The development of design rules for selective laser melting
The research reported in this thesis focuses on assisting the design process in respect of end use metallic products produced using the Selective Laser Melting (SLM) technology.
The advancements in layer additive manufacturing technologies such as SLM have enabled the manufacture of end use products directly from Computer Aided Design data. Many companies and researchers are exploring the application of SLM in industry for specific applications, such as the mass customisation of biomedical implants and novel lattice structures. However, bridging SLM from research into mainstream manufacturing is not straightforward, as demanding industry standards and compliance need to be fulfilled.

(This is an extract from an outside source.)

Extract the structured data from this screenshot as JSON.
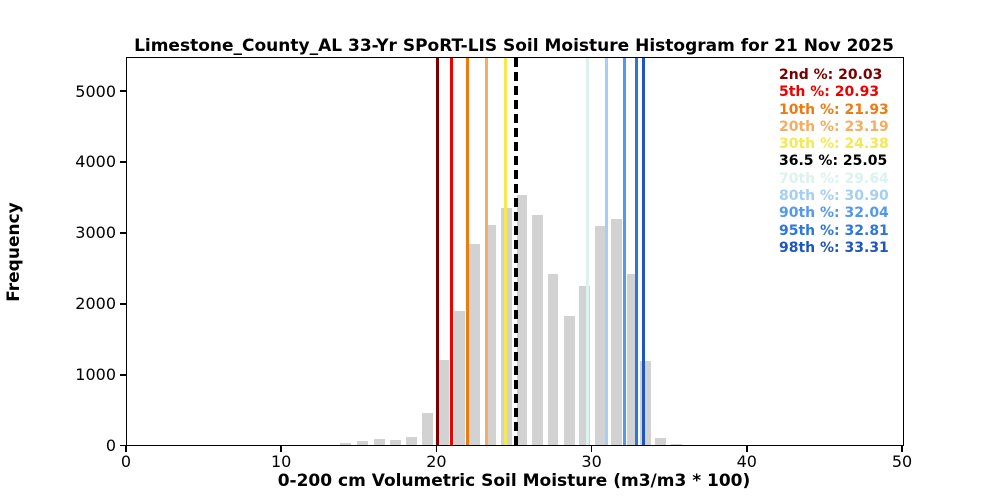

Additive Manufacturing (AM) technologies are often perceived by designers as being able to generate all conceivable geometries. However, SLM is not completely freeform as the inherent process difficulties can distort many part geometries, and designers often lack an understanding of these process issues and their effect on the final SLM product. The aim of this research is to address this lack of design knowledge, by developing a set of design rules to allow for more predictable and reliable results when manufacturing parts with SLM.
This thesis documents how the design rules were created. Firstly, the geometric limitations of SLM were evaluated through a quantitative cyclic experimental methodology. Part orientation, fundamental geometries and compound design features were explored until self-supporting parts with the optimum part accuracy were achieved. Design rules were then created and evaluated through a series of interviews with industrial and academic design professionals.